Shanghai copper rose almost 2 per cent on Thursday, buoyed by gains in London and a firmer tone in equities markets.  Three-month copper on the London Metal Exchange rose $20 to hit $4,080. Both markets are nearing recent five-month highs at 34,580 Yuan and $4,168, respectively. Copper futures for delivery in May rose 0.45 cents, or 0.2 per cent, to $1.8490 a pound on the Comex division of the New York Mercantile Exchange. LME copper inventories rose on Wednesday, up 2,150 tonnes to 501,775 tonnes. However, this did little to slow down copper as a rise in cancelled warrants showed outflows should quickly resume.

Industry participants are hesitant to claim the current trend will continue. “We don’t know if it’s temporary or how long the effect will last,” Diego Hernandez, president of BHP’s base-metals unit, told reporters. Chilean Mining Minister Santiago Gonzalez, whose country is the world’s largest copper producer, said December’s prices of $1.25 a pound for the metal are “in the past” as Chinese demand rebounds. Prices have touched bottom and are making “systematic” gains as the Asian nation, the world’s largest user of the metal, boosts purchases, “China is buying large amounts of copper,” Gonzalez said. “That’s part of copper’s recovery.” Demand in the U.S., Europe and Japan still is “very weak,” Eduardo Titelman, executive vice president of the Chilean Copper Commission, a state-run research group, said yesterday in an interview in Santiago.

While data from the US is mixed, there are signs that demand from the number two copper consumer has stabilized. On Wednesday, data showed a modest rise in pending sales of existing U.S. homes, but a report by ADP showing the U.S. private sector lost nearly three quarters of a million jobs in March kept exuberance under control.
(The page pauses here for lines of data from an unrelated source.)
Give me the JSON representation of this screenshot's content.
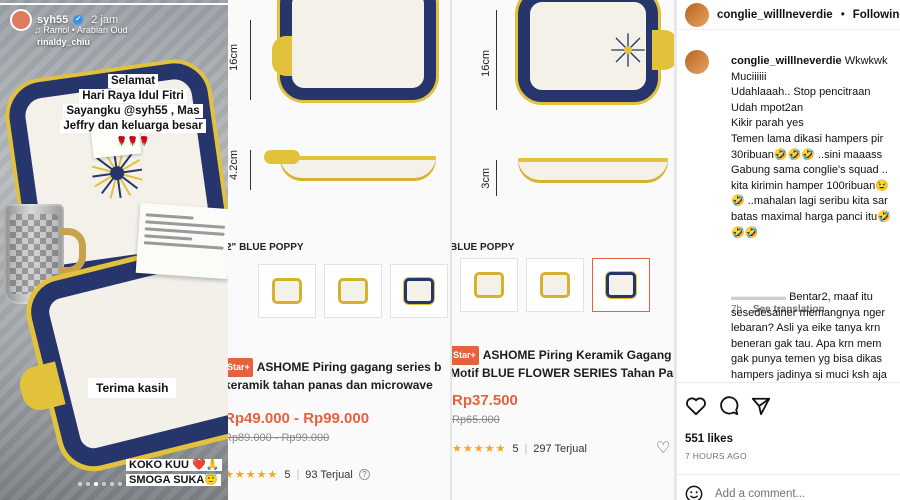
{
  "story": {
    "username": "syh55",
    "time": "2 jam",
    "music": "Ramol • Arabian Oud",
    "tag": "rinaldy_chiu",
    "greeting_lines": [
      "Selamat",
      "Hari Raya Idul Fitri",
      "Sayangku @syh55 , Mas",
      "Jeffry dan keluarga besar"
    ],
    "hearts": "🌹🌹🌹",
    "thanks": "Terima kasih",
    "closing_lines": [
      "KOKO KUU ❤️🙏",
      "SMOGA SUKA😇"
    ]
  },
  "product1": {
    "dim_top": "16cm",
    "dim_side": "4.2cm",
    "series": "2\" BLUE POPPY",
    "badge": "Star+",
    "title_lines": [
      "ASHOME Piring gagang series b",
      "keramik tahan panas dan microwave"
    ],
    "price": "Rp49.000 - Rp99.000",
    "old_price": "Rp89.000 - Rp99.000",
    "rating": "5",
    "sold": "93 Terjual"
  },
  "product2": {
    "dim_top": "16cm",
    "dim_side": "3cm",
    "series": "BLUE POPPY",
    "badge": "Star+",
    "title_lines": [
      "ASHOME Piring Keramik Gagang",
      "Motif BLUE FLOWER SERIES Tahan Panas"
    ],
    "price": "Rp37.500",
    "old_price": "Rp65.000",
    "rating": "5",
    "sold": "297 Terjual"
  },
  "instagram": {
    "account": "conglie_willlneverdie",
    "follow": "Following",
    "comment_user": "conglie_willlneverdie",
    "comment_lines": [
      "Wkwkwk",
      "Muciiiiii",
      "Udahlaaah.. Stop pencitraan",
      "Udah mpot2an",
      "Kikir parah yes",
      "Temen lama dikasi hampers pir",
      "30ribuan🤣🤣🤣 ..sini maaass",
      "Gabung sama conglie's squad ..",
      "kita kirimin hamper 100ribuan😉",
      "🤣 ..mahalan lagi seribu kita sar",
      "batas maximal harga panci itu🤣",
      "🤣🤣"
    ],
    "comment_time": "7h",
    "see_translation": "See translation",
    "reply_lines": [
      "Bentar2, maaf itu",
      "sesedesainer memangnya nger",
      "lebaran? Asli ya eike tanya krn",
      "beneran gak tau. Apa krn mem",
      "gak punya temen yg bisa dikas",
      "hampers jadinya si muci ksh aja"
    ],
    "likes": "551 likes",
    "posted": "7 HOURS AGO",
    "add_comment_placeholder": "Add a comment..."
  }
}
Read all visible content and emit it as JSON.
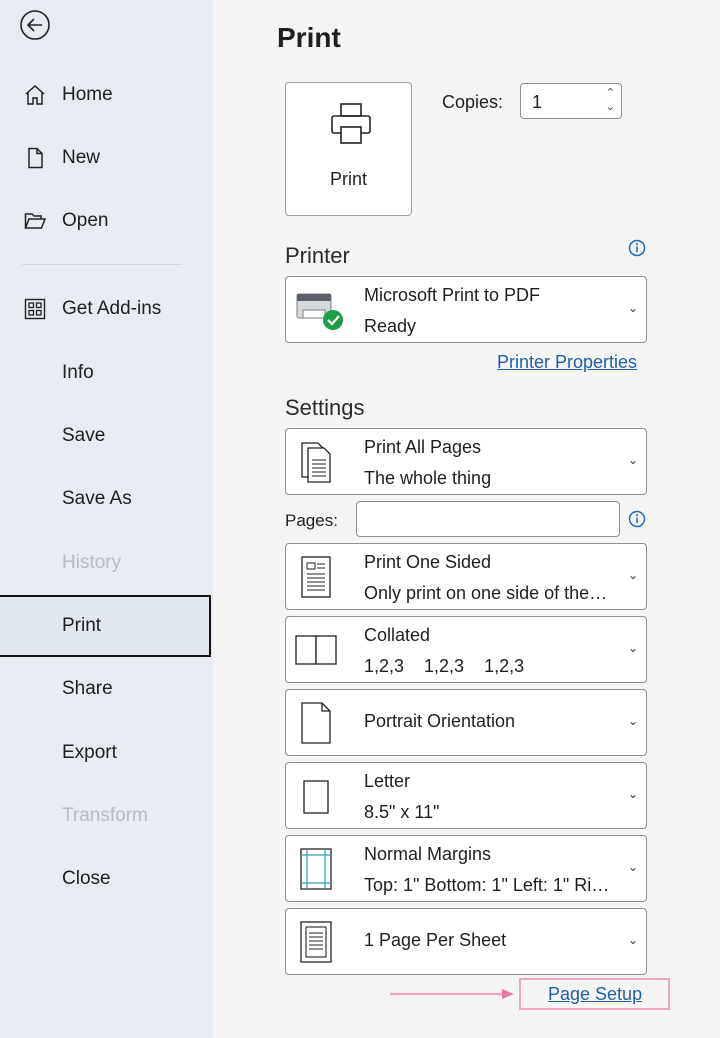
{
  "sidebar": {
    "back": {
      "icon": "back-arrow-icon"
    },
    "items": [
      {
        "label": "Home",
        "icon": "home-icon",
        "state": "normal"
      },
      {
        "label": "New",
        "icon": "new-document-icon",
        "state": "normal"
      },
      {
        "label": "Open",
        "icon": "folder-open-icon",
        "state": "normal"
      },
      {
        "label": "Get Add-ins",
        "icon": "add-ins-grid-icon",
        "state": "normal"
      },
      {
        "label": "Info",
        "state": "normal"
      },
      {
        "label": "Save",
        "state": "normal"
      },
      {
        "label": "Save As",
        "state": "normal"
      },
      {
        "label": "History",
        "state": "disabled"
      },
      {
        "label": "Print",
        "state": "selected"
      },
      {
        "label": "Share",
        "state": "normal"
      },
      {
        "label": "Export",
        "state": "normal"
      },
      {
        "label": "Transform",
        "state": "disabled"
      },
      {
        "label": "Close",
        "state": "normal"
      }
    ]
  },
  "main": {
    "title": "Print",
    "print_button": {
      "label": "Print",
      "icon": "printer-icon"
    },
    "copies": {
      "label": "Copies:",
      "value": "1"
    },
    "printer": {
      "heading": "Printer",
      "name": "Microsoft Print to PDF",
      "status": "Ready",
      "properties_link": "Printer Properties",
      "icon": "printer-ready-icon"
    },
    "settings": {
      "heading": "Settings",
      "pages_label": "Pages:",
      "pages_value": "",
      "options": [
        {
          "line1": "Print All Pages",
          "line2": "The whole thing",
          "icon": "pages-icon"
        },
        {
          "line1": "Print One Sided",
          "line2": "Only print on one side of the…",
          "icon": "one-sided-icon"
        },
        {
          "line1": "Collated",
          "line2": "1,2,3    1,2,3    1,2,3",
          "icon": "collated-icon"
        },
        {
          "line1": "Portrait Orientation",
          "line2": "",
          "icon": "portrait-icon"
        },
        {
          "line1": "Letter",
          "line2": "8.5\" x 11\"",
          "icon": "paper-size-icon"
        },
        {
          "line1": "Normal Margins",
          "line2": "Top: 1\" Bottom: 1\" Left: 1\" Ri…",
          "icon": "margins-icon"
        },
        {
          "line1": "1 Page Per Sheet",
          "line2": "",
          "icon": "pages-per-sheet-icon"
        }
      ],
      "page_setup_link": "Page Setup"
    }
  },
  "colors": {
    "sidebar_bg": "#e7ecf2",
    "main_bg": "#f5f5f5",
    "link": "#1f5fa8",
    "highlight": "#f2a5c5",
    "check_green": "#1e9e48"
  }
}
This week, analysts will hold their breath for  U.S. payrolls numbers to be released on Friday.

Company News

Xstrata Plc, the world’s fourth-largest copper miner, said it may buy other producers after a collapse  in equities slashed the cost of potential targets. Acquisitions may help Xstrata double copper output and take advantage of stronger demand once the financial crisis ends. The Switzerland-based company raised  US $5.9 billion in a share sale last month and may use those funds to help finance purchases in copper or other commodities.  A lack of financing for small- and mid-sized companies is creating opportunities for Xstrata that were previously “closed off” when equities were soaring, Xstrata Copper Chief Executive Officer Charlie Sartain said yesterday in an interview.

Grupo Mexico announced on Wednesday it had raised its shareholding in Southern Copper (PCU.N:) to 80 per cent from 75.1 per cent. Grupo Mexico bought 16.7 million shares of Southern Copper and Southern Copper repurchased an additional 33.4 million shares; the average price paid in both transactions was $13.45 per share. Southern Copper announced in October its board had approved a plan to expand its share buyback program to $500 million from $300 million.

Polish copper miner KGHM plans to make an acquisition in the fourth quarter as the group moves ahead with plans to expand beyond its home base. “In the second quarter we plan to carry out due diligence on the first project and to have a contract signed some time in the fourth quarter,” according to CEO Miroslaw Krutin. In February, KGHM earmarked $2.7 billion for investments to boost copper production and seek deposits abroad. “Our goal is to move forward quickly so as to take advantage of the current low asset prices, but to do so in regions with less overall risk,” the CEO added.